Mmmmmeat jello. Mmmmmmm.
So. Regular readers are aware that I have recently read and reviewed Michale Ruhlman's new book, the Elements of Cooking. In the first chapter, the subject of stock is dealt with. Having worked in restaurants where we cooked veal stock seemingly nonstop, I was pretty familiar with the basic principles; I've made my fair share of stock over the years, but it had never occurred to me to cook the stock in the oven, until I read Elements. But it did make sense - the heat would be even and the stock would never boil, first of all. When we were getting ready to put our Thanksgiving turkey in the pot for stock-making, I said to Husband that I felt I had a moral obligation to my readers to test the Ruhlman method, and cook the stock in the oven. He looked skeptical, but acquiesced.

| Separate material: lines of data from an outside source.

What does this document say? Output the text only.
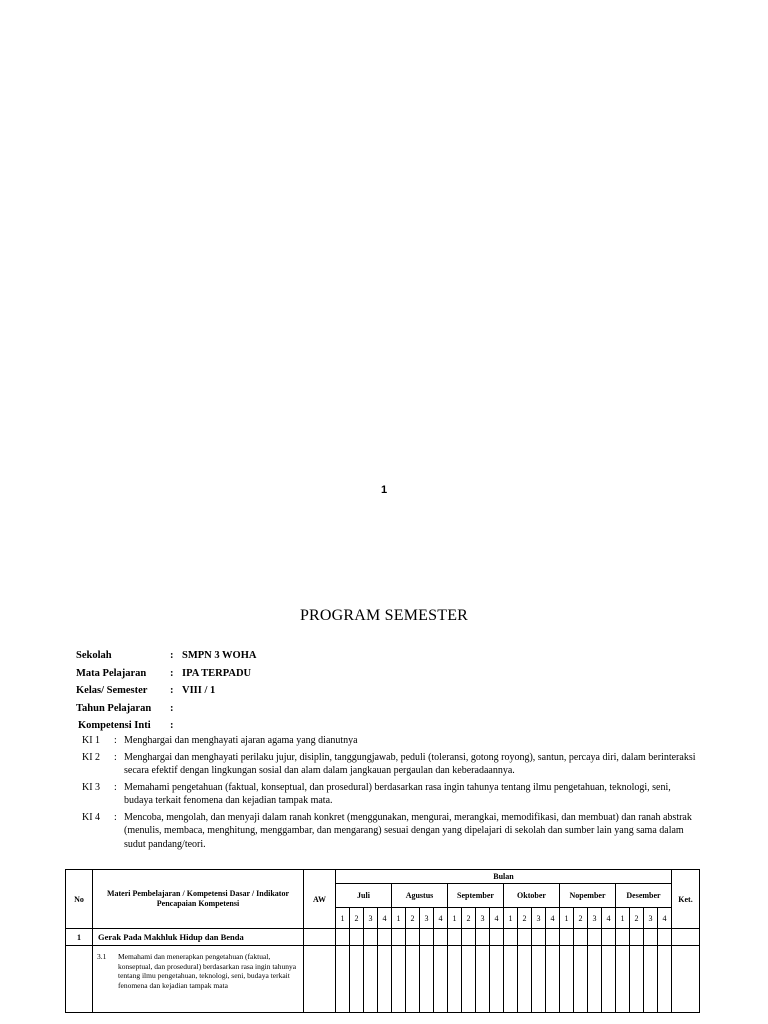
1
PROGRAM SEMESTER
Sekolah	: SMPN 3 WOHA
Mata Pelajaran	: IPA TERPADU
Kelas/ Semester	: VIII / 1
Tahun Pelajaran	:
Kompetensi Inti	:
KI 1	: Menghargai dan menghayati ajaran agama yang dianutnya
KI 2	: Menghargai dan menghayati perilaku jujur, disiplin, tanggungjawab, peduli (toleransi, gotong royong), santun, percaya diri, dalam berinteraksi secara efektif dengan lingkungan sosial dan alam dalam jangkauan pergaulan dan keberadaannya.
KI 3	: Memahami pengetahuan (faktual, konseptual, dan prosedural) berdasarkan rasa ingin tahunya tentang ilmu pengetahuan, teknologi, seni, budaya terkait fenomena dan kejadian tampak mata.
KI 4	: Mencoba, mengolah, dan menyaji dalam ranah konkret (menggunakan, mengurai, merangkai, memodifikasi, dan membuat) dan ranah abstrak (menulis, membaca, menghitung, menggambar, dan mengarang) sesuai dengan yang dipelajari di sekolah dan sumber lain yang sama dalam sudut pandang/teori.
No	Materi Pembelajaran / Kompetensi Dasar / Indikator Pencapaian Kompetensi	AW	Bulan																								Ket.
			Juli				Agustus				September				Oktober				Nopember				Desember				
			1	2	3	4	1	2	3	4	1	2	3	4	1	2	3	4	1	2	3	4	1	2	3	4	
1	Gerak Pada Makhluk Hidup dan Benda																										

	3.1 Memahami dan menerapkan pengetahuan (faktual, konseptual, dan prosedural) berdasarkan rasa ingin tahunya tentang ilmu pengetahuan, teknologi, seni, budaya terkait fenomena dan kejadian tampak mata																										
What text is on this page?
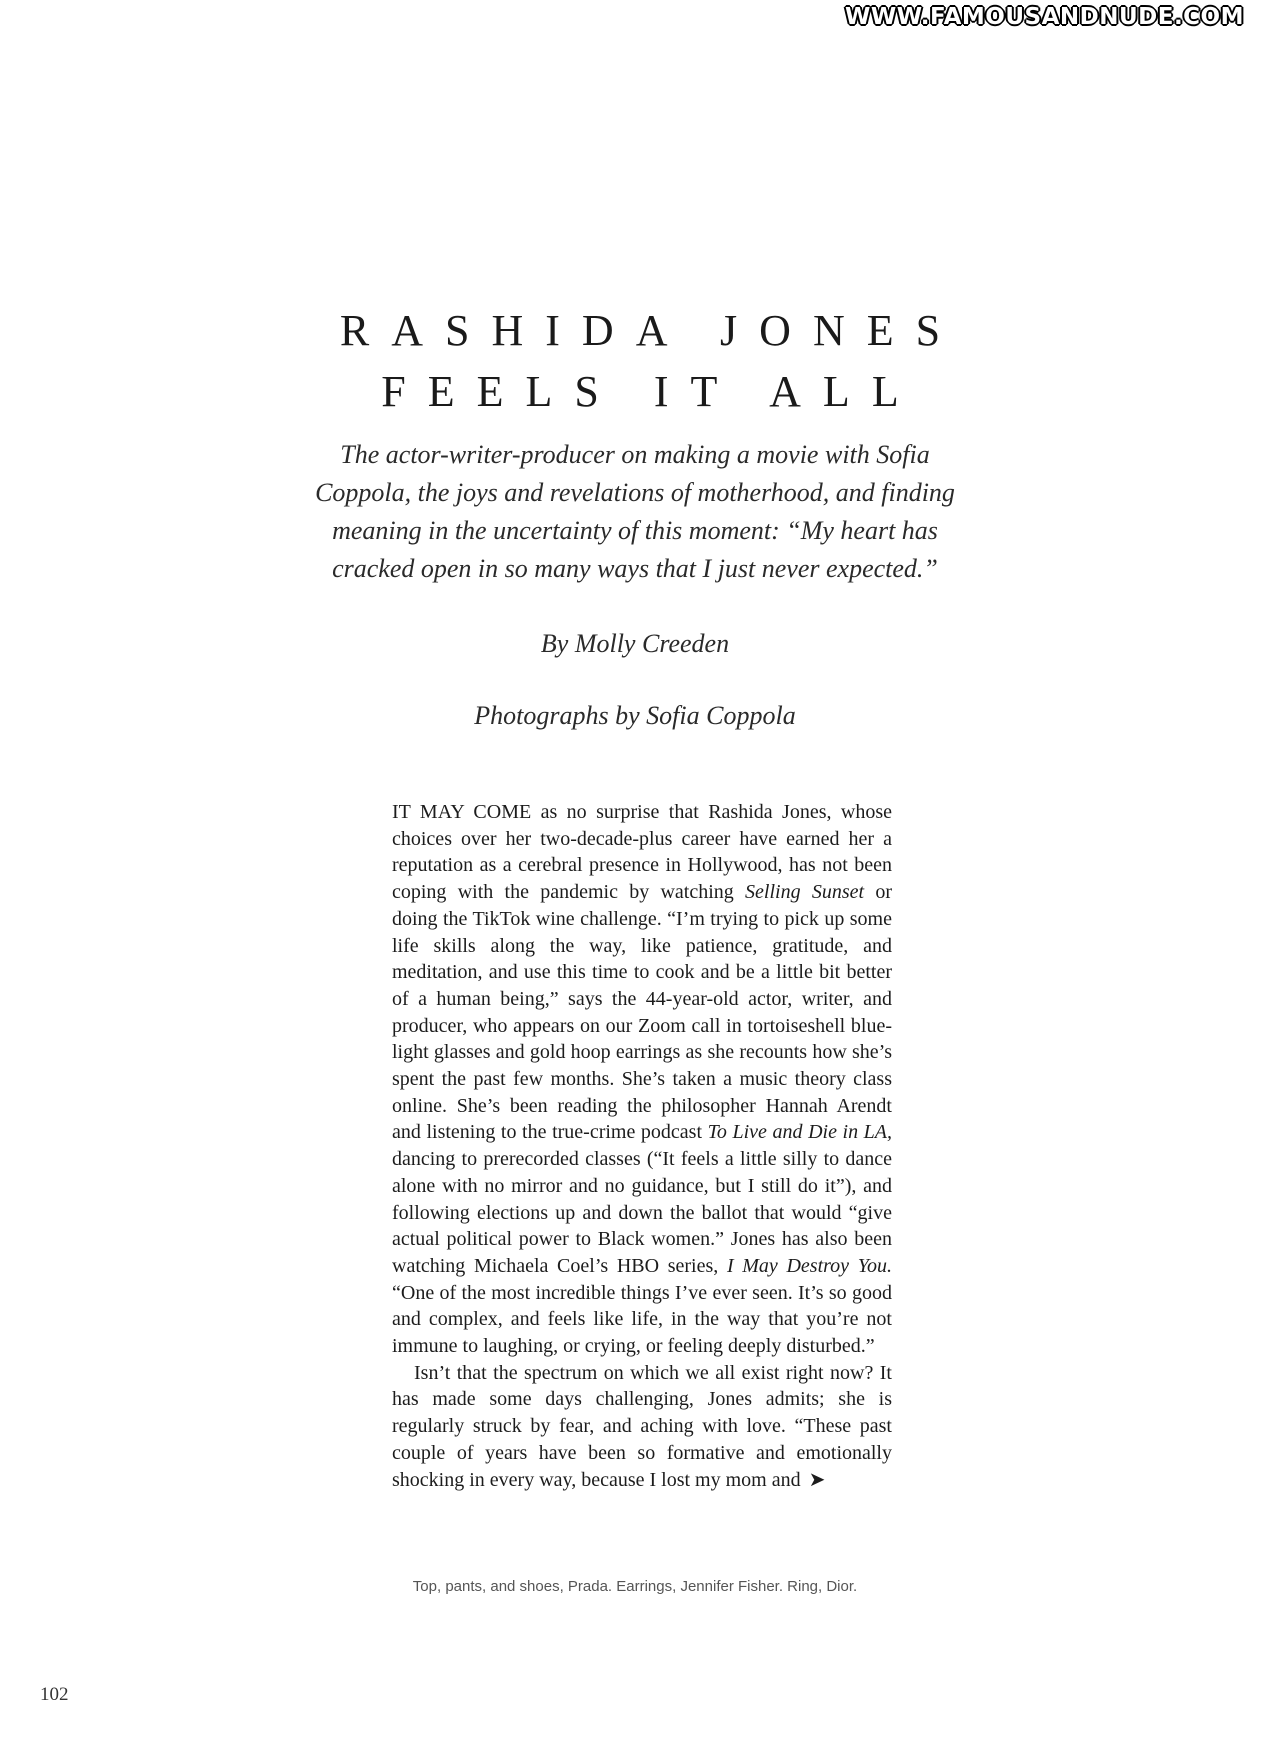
WWW.FAMOUSANDNUDE.COM
RASHIDA JONES
FEELS IT ALL

The actor-writer-producer on making a movie with Sofia Coppola, the joys and revelations of motherhood, and finding meaning in the uncertainty of this moment: “My heart has cracked open in so many ways that I just never expected.”

By Molly Creeden

Photographs by Sofia Coppola

IT MAY COME as no surprise that Rashida Jones, whose choices over her two-decade-plus career have earned her a reputation as a cerebral presence in Hollywood, has not been coping with the pandemic by watching Selling Sunset or doing the TikTok wine challenge. “I’m trying to pick up some life skills along the way, like patience, gratitude, and meditation, and use this time to cook and be a little bit better of a human being,” says the 44-year-old actor, writer, and producer, who appears on our Zoom call in tortoiseshell blue-light glasses and gold hoop earrings as she recounts how she’s spent the past few months. She’s taken a music theory class online. She’s been reading the philosopher Hannah Arendt and listening to the true-crime podcast To Live and Die in LA, dancing to prerecorded classes (“It feels a little silly to dance alone with no mirror and no guidance, but I still do it”), and following elections up and down the ballot that would “give actual political power to Black women.” Jones has also been watching Michaela Coel’s HBO series, I May Destroy You. “One of the most incredible things I’ve ever seen. It’s so good and complex, and feels like life, in the way that you’re not immune to laughing, or crying, or feeling deeply disturbed.”

Isn’t that the spectrum on which we all exist right now? It has made some days challenging, Jones admits; she is regularly struck by fear, and aching with love. “These past couple of years have been so formative and emotionally shocking in every way, because I lost my mom and ➤

Top, pants, and shoes, Prada. Earrings, Jennifer Fisher. Ring, Dior.

102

And so, into a 16 quart stock pot went the carcass (with only the leftover aromatics which had been stuffed in its cavity for roasting) and enough water to cover, and into a 180 degree oven went the stock pot. For 10 hours. After which time I chopped up some leftover celery, a big onion, and a head of garlic and threw those into the pot (we were out of carrots). I added a few peppercorns and the stock continued for another hour and a half (the Ruhlman method only adds aromatics for the last hour of cooking). I then strained the stock (the hardest part of the process) into a smaller stock pot (it made about 8-10 quarts). Now it was my turn to be skeptical. The stock looked pale, and the turkey carcass looked fresh - usually the stock and aromatics look as though they have been depleted, but these ingredients looked as though they could take another turn with a fresh batch of water. But I had to go to work, so I put the strained stock in the fridge and left.
When I got home, I was planning to strain the stock through a paper filter, when I found quite a surprise. As I carefully took the stock from the fridge (I had a nightmare where I spilled it everywhere), I noticed the stock was jiggling. This is stock. Good stock jiggles. See the surface, with reflection:
So, why does good poultry stock jiggle? because you have extracted lots of collagen and goodness from the bones; this provides unparalleled richness and mouth feel. Yum. The only drawback was I had to warm the stock to ungelatinize it before I could strain it again.
We turned the first quart of stock into a really, really amazing soup (yes, I'll give you the recipe this week) and the rest of it is going into the freezer where it will certainly find its way into risotto over the next few weeks.
So, here is my advice to you: make some stock. Husband and I are fond of tossing all of our chicken carcasses into the freezer, and then when we have 5 or so accumulated, we turn them into stock. All future birds will definitely be stockified using this method. (here's another little tip - we like to add at least one carcass from a Weiland's smoked chicken, it just adds that certain something).
Did you try Ruhlman's method - or any other - for your turkey stock this year? How were your experiences?